The trader who tests and retests to find the
best fit will eventually reach his or her goal, but the goal itself may be
nothing more than a reflection of the curve-fitted results. Tests tell us what
has worked in the past but may not reveal anything worthwhile about the future.
Since the past is not a carbon copy of the future, it is doubtful that the
optimized parameters will work in the future. The more parameters in the
decision-making model, the less likely they are to work in the future.
Overly optimized results lead to false
conclusions. The result will likely mean losses. For those who develop and sell
futures trading systems as a business, optimization is an amazing tool that
allows the creation of outstanding hypothetical performance results that, in turn,
allow systems developers to make incredible claims. And claims sell systems.
Time will tell if I am wrong about overly
optimized systems. Vast personal experience, however, strongly validates my
conclusions. I recall recent developments regarding several popular trading
systems sold by a software developer. The advertised claims were fantastic.
Systems were sold for T-bond futures, S&P futures, and currency futures.
The outstanding performance claims provided a strong media campaign.
Naturally, all of the proper disclaimers were
made to comply with the then-current regulatory requirements. There were no disclaimers
regarding optimized results, however, nor was it disclosed that not all buyers
of the systems would be using the same system parameters. Because the systems
were continually optimized for best results, the hypothetical track records
were truly impressive. However, the results did not jibe with results experienced
by those who had old versions of the software—versions that did not reflect the
new optimized parameters. This is high-tech deception. Recognizing that there
might be legal liability, the systems developers eventually disclosed this fact
in small print. Few buyers understood the meaning of the disclosure and even
fewer cared, given the impressive hypothetical performance record. Naturally,
buyers of the software felt that they could match the hypothetical performance.
In many cases, these traders did well
initially. A customer in my brokerage firm purchased one of these programs and
began trading it strictly according to the rules. The results were impressive.
I began to watch intently every time a trade was made. It was uncanny how well
the system entered and exited trades. It was as if the system had internalized
a sixth sense about the market.
Then, after several months and excellent
results, the system began to unravel. Numerous large losses occurred and performance
deteriorated more rapidly than it had climbed. The dangers of an overly
optimized system became apparent once again.

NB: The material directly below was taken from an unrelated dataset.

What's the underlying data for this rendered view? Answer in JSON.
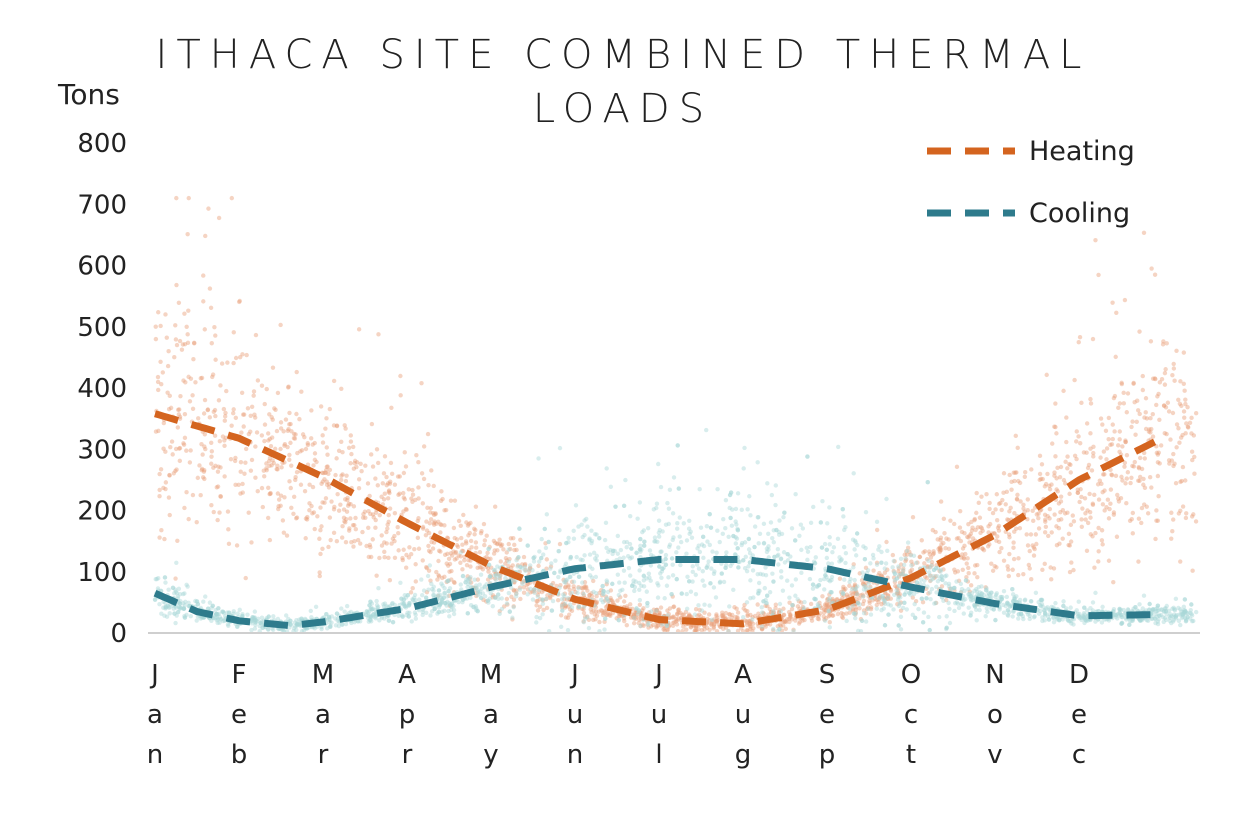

A Rational Approach to System Development
I do not totally oppose optimizing trading
systems; however, I do favor a rational approach to this procedure. My rule of
thumb is simple: Your trading system should have no more than four to six
variables. You should search for the best combination of entry and exit
variables, as well as a reasonable combination of stop loss and trailing stop
loss amounts. But this is where the optimization should end. The more variables
you build into the system, the less likely will be the future performance of
the parameters.
Another aspect of system development relates
to market personality a topic that has received little attention by most
traders and market analysts. Rather than heavily optimizing a system, I recommend
tailoring your system to the personality characteristics of the individual
markets, provided that such characteristics exist and that they are
sufficiently stable.
Summary
The development and testing of trading
systems is perhaps one of the three most important issues in trading. System
results can be specious if the developer uses faulty rules, optimizes
excessively, or fails to understand the differences between reality and
fantasy. Armed with a computer, historical data, and a few ideas, a trader can
easily fall into the trench of highly optimized systems that look good on paper
but that fail to produce results commensurate with the back-test.
In addition, guidelines for effective system
development were presented with the proper caveats. I defined a number of terms
and gave you some ideas of how to differentiate systems that were likely to go
forward with similar results to their back-tests and systems that were unlikely
to perform as expected.